When converting decimal values to their binary representation, it is possible to use the following commands:
val=12
D2B=({0..1}{0..1}{0..1}{0..1}{0..1})
echo ${D2B[$val]}
While this works, I am unable to understand or find why it does so. Would be great if someone could explain it or point me to a resource that does.
Brace expansion in form {x..y} give you all possible characters from range x to y. In this case, {0..1} give you 0 and 1. Combine two pieces give you 2^2 four possible values:
$ printf %s\\n {0..1}{0..1}
00
01
10
11
Combine five pieces give you 2^5 thirty two possible values from 0 to 32 in binary form:
$ printf %s\\n {0..1}{0..1}{0..1}{0..1}{0..1}
00000
00001
00010
00011
00100
00101
00110
00111
01000
01001
01010
01011
01100
.....
11110
11111
Saving all values in D2B array, with decimal index corresponding to it binary value. Accessing index 12 ${D2B[$val]} gave you the binary value of 12 decimal.
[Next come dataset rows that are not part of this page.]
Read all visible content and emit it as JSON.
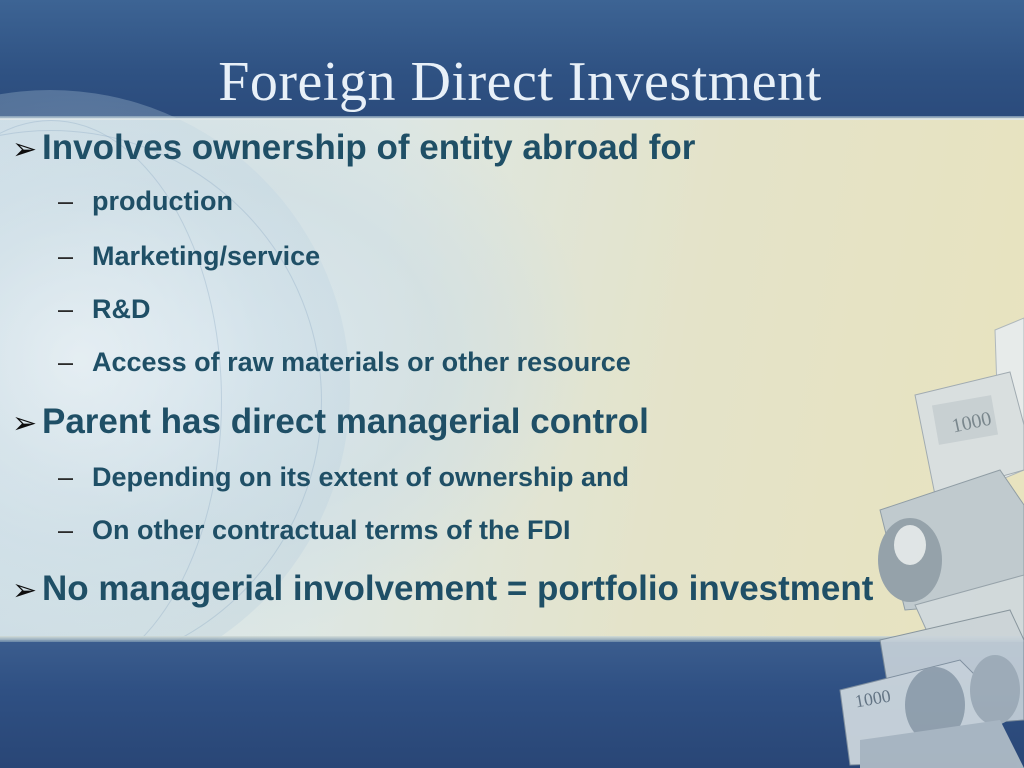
{
  "slide": {
    "title": "Foreign Direct Investment",
    "bullet_marker": "➢",
    "sub_marker": "–",
    "items": [
      {
        "text": "Involves ownership of entity abroad for"
      },
      {
        "text": "production"
      },
      {
        "text": "Marketing/service"
      },
      {
        "text": "R&D"
      },
      {
        "text": "Access of raw materials or other resource"
      },
      {
        "text": "Parent has direct managerial control"
      },
      {
        "text": "Depending on its extent of ownership and"
      },
      {
        "text": "On other contractual terms of the FDI"
      },
      {
        "text": "No managerial involvement = portfolio investment"
      }
    ],
    "decoration": {
      "banknote_numbers": [
        "1000",
        "1000"
      ]
    }
  },
  "colors": {
    "title": "#e8f0f8",
    "text": "#1f4f66",
    "background": "#2c4a78",
    "panel": "#dde7e4"
  }
}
Actually, you can make it shorter with {x,y}:
D2B=({0,1}{0,1}{0,1}{0,1}{0,1})
First, note that this is quite a memory inefficient way to do this. You might, instead, consider the answers on this question.
As for your question, though...
D2B=({0..1}{0..1}{0..1}{0..1}{0..1})
This line creates an array called D2B that contains all possible binary values from 00000 to 11111. Brace expansions work like this:
% printf '%s %s %s\n' {0..2}{0..2}{0..2}
000 001 002
010 011 012
020 021 022
100 101 102
110 111 112
120 121 122
200 201 202
210 211 212
220 221 222
Due to the fact that brace expansions are expanded from the first to the last when they are adjoined, the array looks something like this:
00000 00001 00010 .... 11101 11110 11111
The indexes of these values correspond to the binary values contained within them, since here, brace expansions and the mathematic representations of numbers use the same rules.
As such, index 0 is 00000, index 5 is 00101, and so on. Since you pass $val as the index to use, the binary corresponding to your value is echoed.
echo {0..1}{0..1}{0..1}{0..1}{0..1}output?